More than 92,000 devices currently connected to the Internet are affected by a flaw identified as CVE-2024-3273 in D-Link NAS devices, including the DNS-340L, DNS-320L, DNS-327L and DNS-325 models, according to D-Link. As a result, the company is asking customers to deactivate all affected devices, which will remain vulnerable as the devices will no longer receive updates or support from the vendor.
A researcher known online by the name “netsecfish” identified the flaw and he detailed it on GitHub and subsequently notified D-Link, which released it your own consultancy.

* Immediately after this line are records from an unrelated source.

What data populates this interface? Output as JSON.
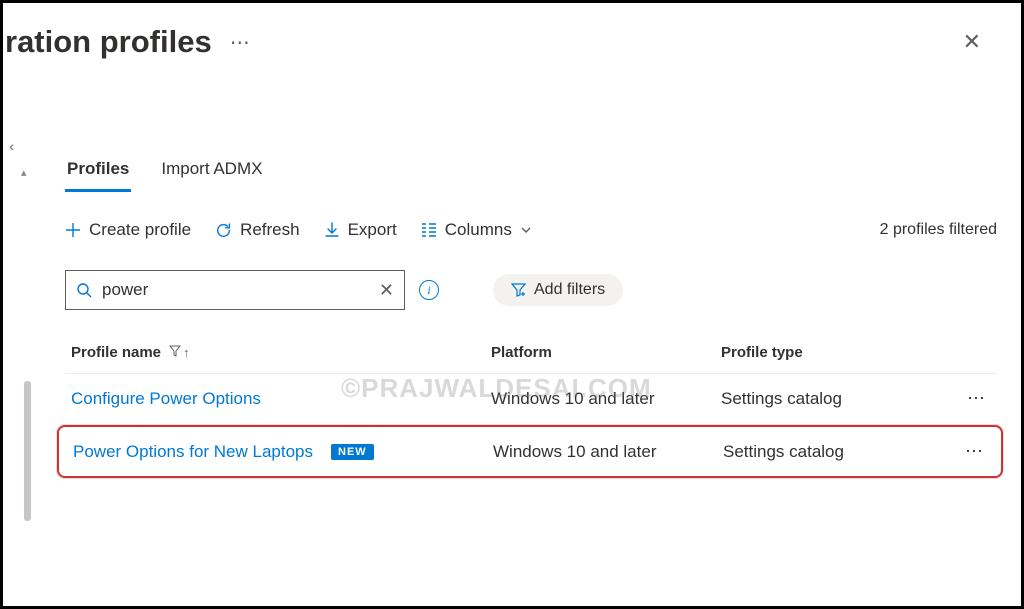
{
  "header": {
    "title_fragment": "ration profiles"
  },
  "tabs": {
    "profiles": "Profiles",
    "import_admx": "Import ADMX"
  },
  "toolbar": {
    "create": "Create profile",
    "refresh": "Refresh",
    "export": "Export",
    "columns": "Columns",
    "filter_count": "2 profiles filtered"
  },
  "search": {
    "value": "power",
    "add_filters": "Add filters"
  },
  "table": {
    "headers": {
      "name": "Profile name",
      "platform": "Platform",
      "type": "Profile type"
    },
    "rows": [
      {
        "name": "Configure Power Options",
        "is_new": false,
        "platform": "Windows 10 and later",
        "type": "Settings catalog"
      },
      {
        "name": "Power Options for New Laptops",
        "is_new": true,
        "new_label": "NEW",
        "platform": "Windows 10 and later",
        "type": "Settings catalog"
      }
    ]
  },
  "watermark": "©PRAJWALDESAI.COM"
}
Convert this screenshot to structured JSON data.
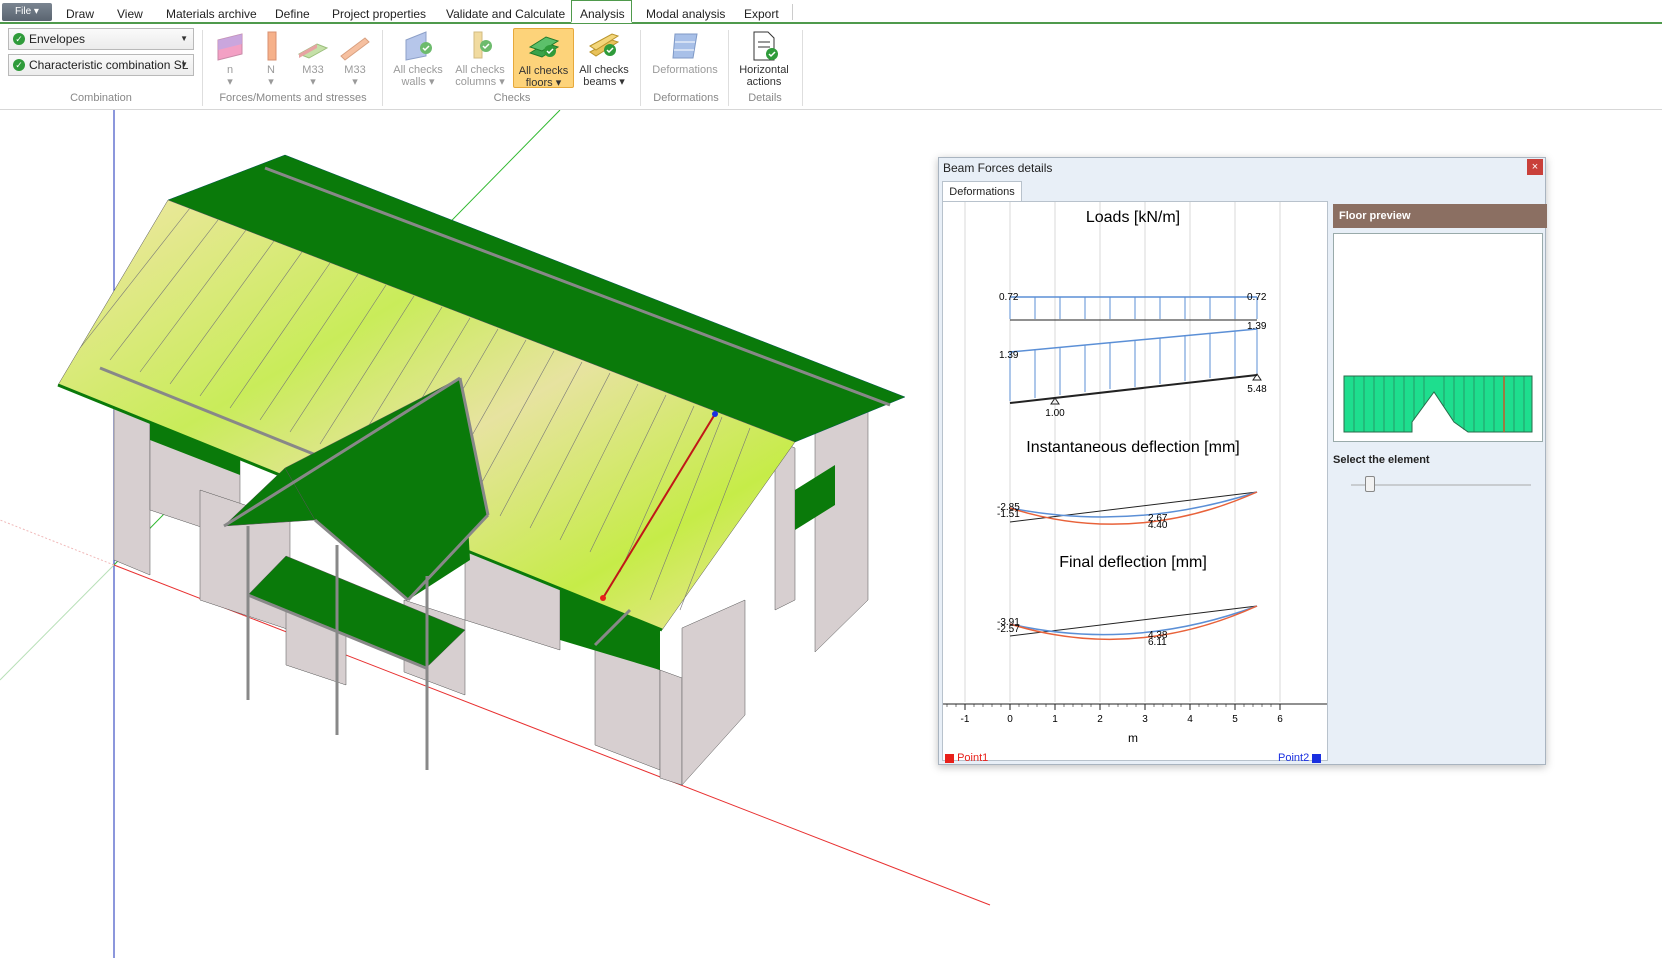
{
  "menu": {
    "file_label": "File ▾",
    "tabs": [
      "Draw",
      "View",
      "Materials archive",
      "Define",
      "Project properties",
      "Validate and Calculate",
      "Analysis",
      "Modal analysis",
      "Export"
    ],
    "active_tab": "Analysis"
  },
  "ribbon": {
    "combination": {
      "envelopes_label": "Envelopes",
      "combination_label": "Characteristic combination SL",
      "group_label": "Combination"
    },
    "forces": {
      "buttons": [
        "n",
        "N",
        "M33",
        "M33"
      ],
      "group_label": "Forces/Moments and stresses"
    },
    "checks": {
      "walls_line1": "All checks",
      "walls_line2": "walls ▾",
      "columns_line1": "All checks",
      "columns_line2": "columns ▾",
      "floors_line1": "All checks",
      "floors_line2": "floors ▾",
      "beams_line1": "All checks",
      "beams_line2": "beams ▾",
      "group_label": "Checks"
    },
    "deformations": {
      "button_label": "Deformations",
      "group_label": "Deformations"
    },
    "details": {
      "line1": "Horizontal",
      "line2": "actions",
      "group_label": "Details"
    }
  },
  "dialog": {
    "title": "Beam Forces details",
    "close_label": "×",
    "tab_label": "Deformations",
    "loads_title": "Loads [kN/m]",
    "instant_title": "Instantaneous deflection [mm]",
    "final_title": "Final deflection [mm]",
    "load_labels": {
      "top_left": "0.72",
      "top_right": "0.72",
      "bot_left": "1.39",
      "bot_right": "1.39",
      "support_left": "1.00",
      "support_right": "5.48"
    },
    "instant_labels": {
      "a": "-2.85",
      "b": "-1.51",
      "c": "2.67",
      "d": "4.40"
    },
    "final_labels": {
      "a": "-3.91",
      "b": "-2.57",
      "c": "4.38",
      "d": "6.11"
    },
    "x_ticks": [
      "-1",
      "0",
      "1",
      "2",
      "3",
      "4",
      "5",
      "6"
    ],
    "x_axis_label": "m",
    "point1_label": "Point1",
    "point2_label": "Point2",
    "floor_preview_label": "Floor preview",
    "select_element_label": "Select the element",
    "colors": {
      "point1": "#e8201a",
      "point2": "#1a2fe0",
      "instant_curve": "#e8623a",
      "final_curve": "#5b8fd6",
      "load_arrow": "#5b8fd6"
    }
  }
}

The researcher also released an exploit of the flaw, in which attackers have already shown interest a post about X (formerly Twitter) by Shadowserver.
“We have started seeing scans/exploits from multiple IPs for CVE-2024-3273,” the post reads. “This involves chaining a backdoor and injecting commands to achieve RCE.”

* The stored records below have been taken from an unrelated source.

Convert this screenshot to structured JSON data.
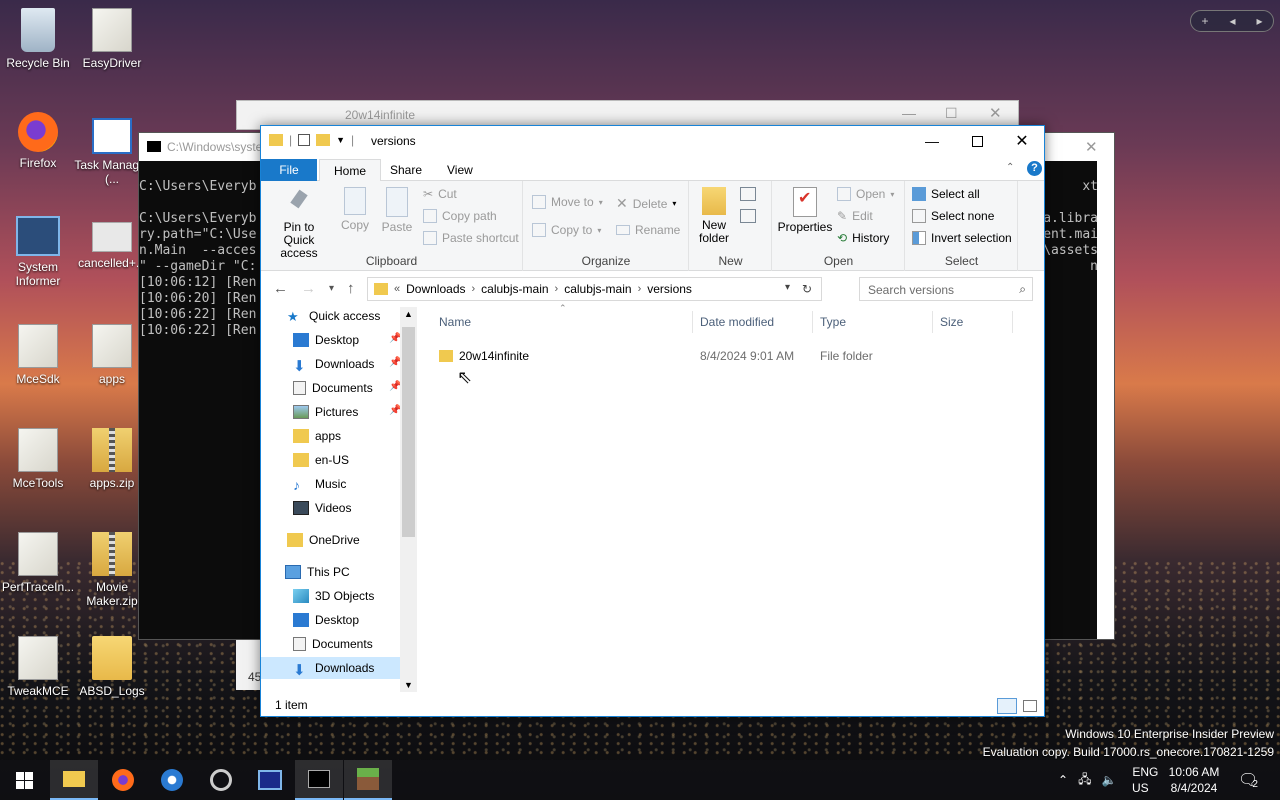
{
  "desktop": {
    "icons": [
      {
        "label": "Recycle Bin"
      },
      {
        "label": "EasyDriver"
      },
      {
        "label": "Firefox"
      },
      {
        "label": "Task Manager (..."
      },
      {
        "label": "System Informer"
      },
      {
        "label": "cancelled+..."
      },
      {
        "label": "MceSdk"
      },
      {
        "label": "apps"
      },
      {
        "label": "MceTools"
      },
      {
        "label": "apps.zip"
      },
      {
        "label": "PerfTraceIn..."
      },
      {
        "label": "Movie Maker.zip"
      },
      {
        "label": "TweakMCE"
      },
      {
        "label": "ABSD_Logs"
      }
    ]
  },
  "background_window": {
    "title": "20w14infinite"
  },
  "cmd_window": {
    "title": "C:\\Windows\\syste",
    "lines": [
      "C:\\Users\\Everyb",
      "",
      "C:\\Users\\Everyb",
      "ry.path=\"C:\\Use",
      "n.Main  --acces",
      "\" --gameDir \"C:",
      "[10:06:12] [Ren",
      "[10:06:20] [Ren",
      "[10:06:22] [Ren",
      "[10:06:22] [Ren"
    ],
    "right_lines": [
      "xt",
      "",
      "a.libra",
      "ent.mai",
      "\\assets",
      "n"
    ],
    "partial": "45"
  },
  "explorer": {
    "title": "versions",
    "menu": {
      "file": "File",
      "home": "Home",
      "share": "Share",
      "view": "View"
    },
    "ribbon": {
      "pin": "Pin to Quick access",
      "copy": "Copy",
      "paste": "Paste",
      "cut": "Cut",
      "copy_path": "Copy path",
      "paste_shortcut": "Paste shortcut",
      "clipboard": "Clipboard",
      "move_to": "Move to",
      "copy_to": "Copy to",
      "delete": "Delete",
      "rename": "Rename",
      "organize": "Organize",
      "new_folder": "New folder",
      "new": "New",
      "properties": "Properties",
      "open_btn": "Open",
      "edit": "Edit",
      "history": "History",
      "open_group": "Open",
      "select_all": "Select all",
      "select_none": "Select none",
      "invert_selection": "Invert selection",
      "select": "Select"
    },
    "address": {
      "prefix": "«",
      "crumbs": [
        "Downloads",
        "calubjs-main",
        "calubjs-main",
        "versions"
      ],
      "search_placeholder": "Search versions"
    },
    "nav": {
      "quick_access": "Quick access",
      "desktop": "Desktop",
      "downloads": "Downloads",
      "documents": "Documents",
      "pictures": "Pictures",
      "apps": "apps",
      "en_us": "en-US",
      "music": "Music",
      "videos": "Videos",
      "onedrive": "OneDrive",
      "this_pc": "This PC",
      "objects3d": "3D Objects",
      "desktop2": "Desktop",
      "documents2": "Documents",
      "downloads2": "Downloads"
    },
    "columns": {
      "name": "Name",
      "date": "Date modified",
      "type": "Type",
      "size": "Size"
    },
    "rows": [
      {
        "name": "20w14infinite",
        "date": "8/4/2024 9:01 AM",
        "type": "File folder",
        "size": ""
      }
    ],
    "status": "1 item"
  },
  "watermark": {
    "line1": "Windows 10 Enterprise Insider Preview",
    "line2": "Evaluation copy. Build 17000.rs_onecore.170821-1259"
  },
  "tray": {
    "lang1": "ENG",
    "lang2": "US",
    "time": "10:06 AM",
    "date": "8/4/2024",
    "notif_count": "2"
  },
  "colors": {
    "accent": "#1979ca",
    "folder": "#f0c94f"
  }
}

Flaws inside NAS devices I am serious businessas their exploitation has great potential to affect not only the device itself but myriad devices that connect to it, constituting a dangerous threat that can expose corporate networks to risk.
Data theft, denial of service and more
The vulnerability exists in the CGI script nas_sharing.cgi and leads to backdooring through exposure of username and password, as well as command injection through system parameter, netsecfish explained.

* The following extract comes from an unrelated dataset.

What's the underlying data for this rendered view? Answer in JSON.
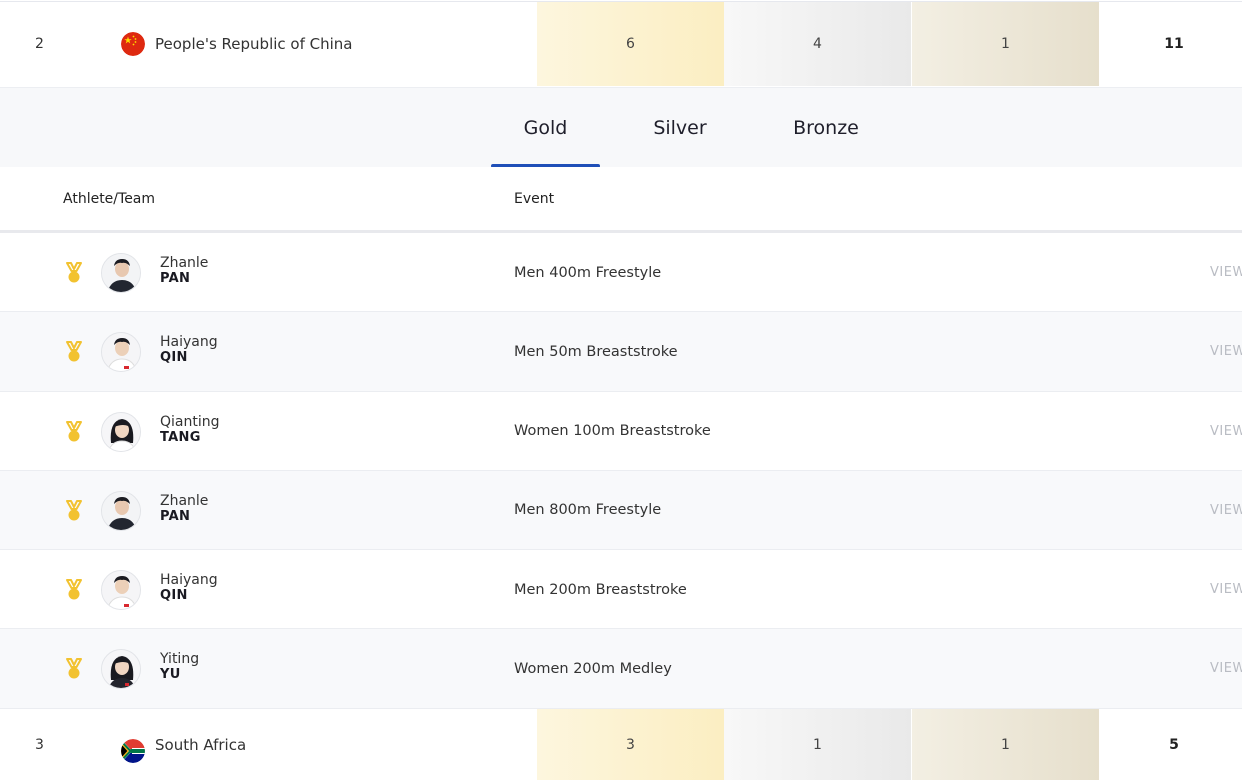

“This affects an unknown function of the /cgi-bin/nas_sharing.cgi file of the HTTP GET Request Handler component,” according to the list for the flaw in the National Institute of Standards and Technology (NIST) national vulnerability database. “Manipulation of the argument system leads to command injection.”
To be more granular, in terms of username and password exposure, the problem lies in the request, which “includes parameters for a username (user=messagebus) and an empty password field (passwd=),” according to netsecfish. “This indicates a backdoor that allows unauthorized access without proper authentication.”
For command injection, attackers can exploit the “system” parameter within the request, “which carries a base64 encoded value that, when decoded, appears to be a command,” according to netsecfish.
Attackers we can link the two questions to gain arbitrary command execution on affected D-Link NAS devices, potentially granting attackers access to sensitive information, alteration of system configuration, or denial of service.
The Netsecfish exploit involves creating malicious HTTP requests by preparing an HTTP GET–GET request /cgi-bin/nas_sharing.cgi?user=messagebus&passwd=&cmd=15&system=
Replace and retire vulnerable D-Link devices
A relationship published last year found that companies in every industry continue to do so leave backup and storage platforms unprotectedmaking it vital for them to ensure that cybercriminals cannot exploit vulnerable individuals to enter corporate networks.
Without an imminent patch for CVE-2024-3273, the only real remedy is to not use the affected devices at all, so anyone who has one still connected to a network should retreat and replace the product immediately, according to D-Link. A full list of devices can be found in D-Link’s advisory.
Indeed, the company remained adamant that it has no plans to support or update the affected products as per its typical device EOL strategy. “Regardless of product type or sales channel, it is D-Link’s general policy that when products reach EOS/EOL, they can no longer be supported and all firmware development for these products ceases,” according to D-Link .
If consumers in the United States continue to use the device against the company’s recommendations, they should “ensure the device has the latest known firmware,” which can be found on the legacy website links included in the advisory, according to D- Links.
Anyone who wishes to continue using the device should also ensure that they frequently update the device’s unique password to access its web setup, as well as enable Wi-Fi encryption with a unique password.